What is special about staying at Villa Nurtan? It is the house that we built for ourselves, that we would be proud to live in and share with others. It is for those that want complete privacy and who will our enjoy our garden and the free produce that grows in it – including mulberries in May, herbs, tomatoes, salads, through the season, sweetcorn in late summer and grapes in the Autumn. Orhaniye Photos.
It is where to stay if you like a lot of space around you – both inside and out – whether you want to laze in a hammock, our wonderful pavilion, verandas or balconies. You can watch the natural world at your leisure – the bats and stars at night, birds swooping to drink at the pool, dragonflies over the water, the birds of prey overhead or just watch the garden grow. Surrounded by fields, woodland and the nearby hills it is a nature lover’s paradise. Why stay in Villa Nurtan?
Villa Anni has a more intimate feel. Built into the wooded hillside there is shade and sun – both of which are the essence of a summer holiday in Turkey. The villa is private but it is built above one of the village lanes, so you will see passing below a little of village life as people and their animals pass by on their daily business. Floating in the pool you look up into woodland in one direction and across the valley to the hills in the other.
You can eat in the large downstairs veranda or on the top floor balcony – ideal for those moments when you want to stop and stare, sit around the table companiably with the tipple of your choice or read a book quietly whilst listening to the sounds of village life.
Villa Lale nestles in the midst of orange groves. Close to the heart of the hamlet access is via a track away from any road.
Yet you will hear and see village life – the call to prayer from the nearby mosque, women (usually ) working in the nearby fields, chickens, cows and goats in the surrounding orchards. This is a place for those who want to experience rural village life, without sacrificing luxury.
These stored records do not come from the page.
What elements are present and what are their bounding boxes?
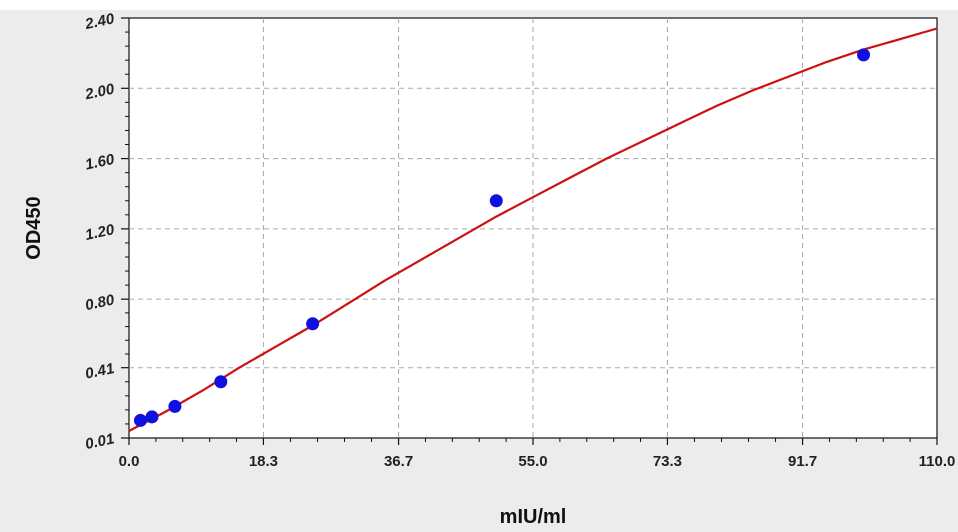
y-tick-label: 0.41 — [84, 360, 116, 383]
y-axis-ticks: 0.01 0.41 0.80 1.20 1.60 2.00 2.40 — [83, 10, 129, 453]
data-points — [133, 48, 871, 427]
y-tick-label: 1.60 — [84, 151, 117, 174]
data-point — [306, 317, 320, 331]
data-point — [489, 194, 503, 208]
y-tick-label: 2.40 — [83, 10, 117, 33]
data-point — [857, 48, 871, 62]
top-strip — [0, 0, 958, 10]
x-tick-label: 91.7 — [788, 453, 817, 470]
y-tick-label: 0.80 — [84, 291, 117, 314]
fit-curve-line — [128, 27, 938, 432]
x-tick-label: 0.0 — [119, 453, 140, 470]
minor-ticks — [125, 31, 911, 442]
x-tick-label: 36.7 — [384, 453, 413, 470]
data-point — [214, 375, 228, 389]
data-point — [168, 399, 182, 413]
grid-lines — [129, 18, 937, 438]
y-tick-label: 1.20 — [84, 221, 117, 244]
data-point — [133, 413, 147, 427]
x-tick-label: 110.0 — [919, 453, 956, 470]
y-axis-title: OD450 — [23, 196, 45, 259]
x-axis-ticks: 0.0 18.3 36.7 55.0 73.3 91.7 110.0 — [119, 438, 956, 470]
x-tick-label: 55.0 — [518, 453, 547, 470]
y-tick-label: 2.00 — [83, 80, 117, 103]
y-tick-label: 0.01 — [84, 430, 116, 453]
x-tick-label: 73.3 — [653, 453, 682, 470]
x-tick-label: 18.3 — [249, 453, 278, 470]
x-axis-title: mIU/ml — [500, 506, 567, 528]
data-point — [145, 410, 159, 424]
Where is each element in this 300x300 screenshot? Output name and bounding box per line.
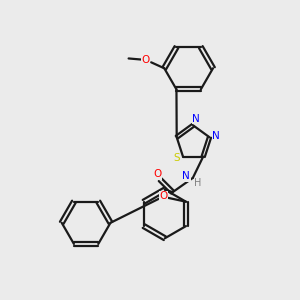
- Text: O: O: [154, 169, 162, 179]
- Text: H: H: [194, 178, 202, 188]
- Text: O: O: [160, 191, 168, 201]
- Text: O: O: [142, 55, 150, 65]
- Text: N: N: [192, 114, 200, 124]
- Text: S: S: [173, 153, 180, 163]
- Text: N: N: [182, 171, 190, 182]
- Text: N: N: [212, 131, 220, 141]
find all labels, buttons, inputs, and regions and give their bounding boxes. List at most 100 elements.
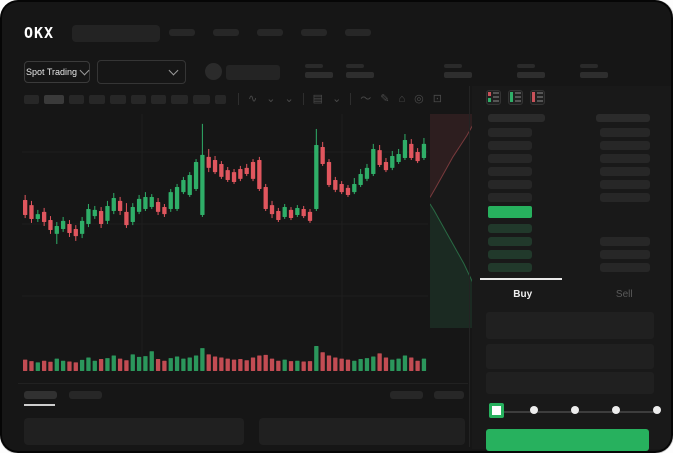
volume-bar	[377, 353, 382, 371]
timeframe-button[interactable]	[215, 95, 226, 104]
slider-step-dot[interactable]	[653, 406, 661, 414]
volume-bar	[225, 358, 230, 371]
depth-asks-area	[430, 114, 480, 198]
timeframe-button[interactable]	[69, 95, 84, 104]
ask-row-amount-placeholder[interactable]	[600, 193, 650, 202]
order-input-placeholder[interactable]	[486, 372, 654, 394]
volume-bar	[415, 360, 420, 371]
bid-row-amount-placeholder[interactable]	[600, 250, 650, 259]
timeframe-button[interactable]	[131, 95, 146, 104]
ask-row-price-placeholder[interactable]	[488, 128, 532, 137]
ask-row-price-placeholder[interactable]	[488, 167, 532, 176]
draw-tool-icon[interactable]: ✎	[380, 93, 390, 105]
orders-tab-active[interactable]	[24, 391, 57, 399]
ask-row-price-placeholder[interactable]	[488, 141, 532, 150]
volume-bar	[98, 359, 104, 371]
candle-body	[409, 143, 414, 158]
ask-row-amount-placeholder[interactable]	[600, 128, 650, 137]
bid-row-price-placeholder[interactable]	[488, 237, 532, 246]
orderbook-asks-icon[interactable]	[530, 90, 545, 105]
slider-step-dot[interactable]	[571, 406, 579, 414]
indicators-icon[interactable]: ▤	[312, 93, 324, 105]
timeframe-button[interactable]	[110, 95, 126, 104]
chart-type-chevron-icon[interactable]: ⌄	[266, 93, 276, 105]
volume-bar	[212, 356, 218, 371]
timeframe-button[interactable]	[44, 95, 64, 104]
candle-body	[377, 150, 382, 166]
bid-row-price-placeholder[interactable]	[488, 263, 532, 272]
stat-value-placeholder	[346, 72, 374, 78]
timeframe-button[interactable]	[151, 95, 166, 104]
nav-item-placeholder[interactable]	[345, 29, 371, 36]
ask-row-price-placeholder[interactable]	[488, 193, 532, 202]
slider-step-dot[interactable]	[612, 406, 620, 414]
ask-row-amount-placeholder[interactable]	[600, 180, 650, 189]
volume-bar	[35, 362, 40, 371]
market-type-dropdown[interactable]: Spot Trading	[24, 61, 90, 83]
global-search-input[interactable]	[72, 25, 160, 42]
chart-settings-icon[interactable]: ◎	[414, 93, 424, 105]
volume-bar	[314, 346, 319, 371]
bid-row-amount-placeholder[interactable]	[600, 263, 650, 272]
line-tool-icon[interactable]: 〜	[360, 93, 372, 105]
timeframe-button[interactable]	[24, 95, 39, 104]
volume-bar	[48, 361, 53, 371]
ask-row-amount-placeholder[interactable]	[600, 154, 650, 163]
candle-body	[73, 229, 78, 237]
candle-body	[402, 139, 408, 158]
orderbook-header-placeholder	[596, 114, 650, 122]
orders-filter-placeholder[interactable]	[390, 391, 423, 399]
chart-type-icon[interactable]: ∿	[248, 93, 258, 105]
volume-bar	[54, 358, 59, 371]
compare-chevron-icon[interactable]: ⌄	[284, 93, 294, 105]
ask-row-amount-placeholder[interactable]	[600, 141, 650, 150]
orderbook-combined-icon[interactable]	[486, 90, 501, 105]
nav-item-placeholder[interactable]	[257, 29, 283, 36]
volume-bar	[383, 357, 389, 371]
slider-step-dot[interactable]	[530, 406, 538, 414]
orderbook-bids-icon[interactable]	[508, 90, 523, 105]
tab-sell[interactable]: Sell	[615, 289, 633, 300]
depth-chart[interactable]	[429, 113, 481, 328]
last-price-badge[interactable]	[488, 206, 532, 218]
volume-bar	[307, 361, 313, 371]
order-input-placeholder[interactable]	[486, 312, 654, 339]
ask-row-amount-placeholder[interactable]	[600, 167, 650, 176]
fullscreen-icon[interactable]: ⊡	[432, 93, 442, 105]
bid-row-price-placeholder[interactable]	[488, 224, 532, 233]
candle-body	[269, 205, 275, 215]
buy-submit-button[interactable]	[486, 429, 649, 451]
volume-bar	[79, 359, 85, 371]
candle-body	[181, 180, 186, 193]
timeframe-button[interactable]	[89, 95, 105, 104]
bid-row-price-placeholder[interactable]	[488, 250, 532, 259]
screenshot-icon[interactable]: ⌂	[398, 93, 406, 105]
candle-body	[155, 202, 161, 212]
order-input-placeholder[interactable]	[486, 344, 654, 369]
vertical-divider	[469, 86, 470, 447]
nav-item-placeholder[interactable]	[213, 29, 239, 36]
stat-label-placeholder	[444, 64, 462, 68]
indicators-chevron-icon[interactable]: ⌄	[332, 93, 342, 105]
okx-logo[interactable]: OKX	[24, 24, 55, 42]
timeframe-button[interactable]	[171, 95, 188, 104]
ask-row-price-placeholder[interactable]	[488, 154, 532, 163]
timeframe-button[interactable]	[193, 95, 210, 104]
volume-bar	[105, 358, 110, 371]
stat-value-placeholder	[580, 72, 608, 78]
tab-buy[interactable]: Buy	[472, 278, 574, 306]
volume-bar	[244, 360, 249, 371]
ask-row-price-placeholder[interactable]	[488, 180, 532, 189]
candle-body	[117, 200, 123, 212]
bid-row-amount-placeholder[interactable]	[600, 237, 650, 246]
market-type-label: Spot Trading	[25, 67, 78, 77]
price-chart[interactable]	[22, 114, 428, 376]
candle-body	[67, 224, 72, 234]
pair-selector-dropdown[interactable]	[97, 60, 186, 84]
nav-item-placeholder[interactable]	[169, 29, 195, 36]
orders-tab-secondary[interactable]	[69, 391, 102, 399]
slider-handle[interactable]	[489, 403, 504, 418]
volume-bar	[333, 357, 338, 371]
orders-action-placeholder[interactable]	[434, 391, 464, 399]
nav-item-placeholder[interactable]	[301, 29, 327, 36]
What is it like to stay in a Turkish village? You will notice that everyone is friendly and will greet you with ‘Merhaba’ (Hello). The Kecibuku hamlet has a population of around 350, so you can be sure that everyone will know who you are or will work out where you are staying very quickly. As a stranger you are a guest in the community, so you may be given a gesture of welcome – perhaps an orange or a fig from a tree as you walk by.
There are the sounds of village life. If you are used to the rumble of cars and street life, you will instead get used to the call to prayer just before dawn and at intervals through the day from the village mosque. At night time you may hear cockerels, dogs, the snuffle of a wild boar, the occasional gun shot as the men hunt at night for them or the music of a wedding celebration. At other times there is utter quiet – except for the sounds of frogs in the spring whilst the streams are running and the cicadas in high summer.
During the day you are likely to see women working in the fields, or perhaps walking past carrying large bundles of firewood or animal feed on their backs. You may see goats trying to feed from our garden, chickens wandering through it, cows being walked up the hillside to fresher pastures, beehives lining the tracks into the hills. In late autumn the village is occupied with the olive harvest – either for curing at home or for taking over in bulk to Datca for pressing.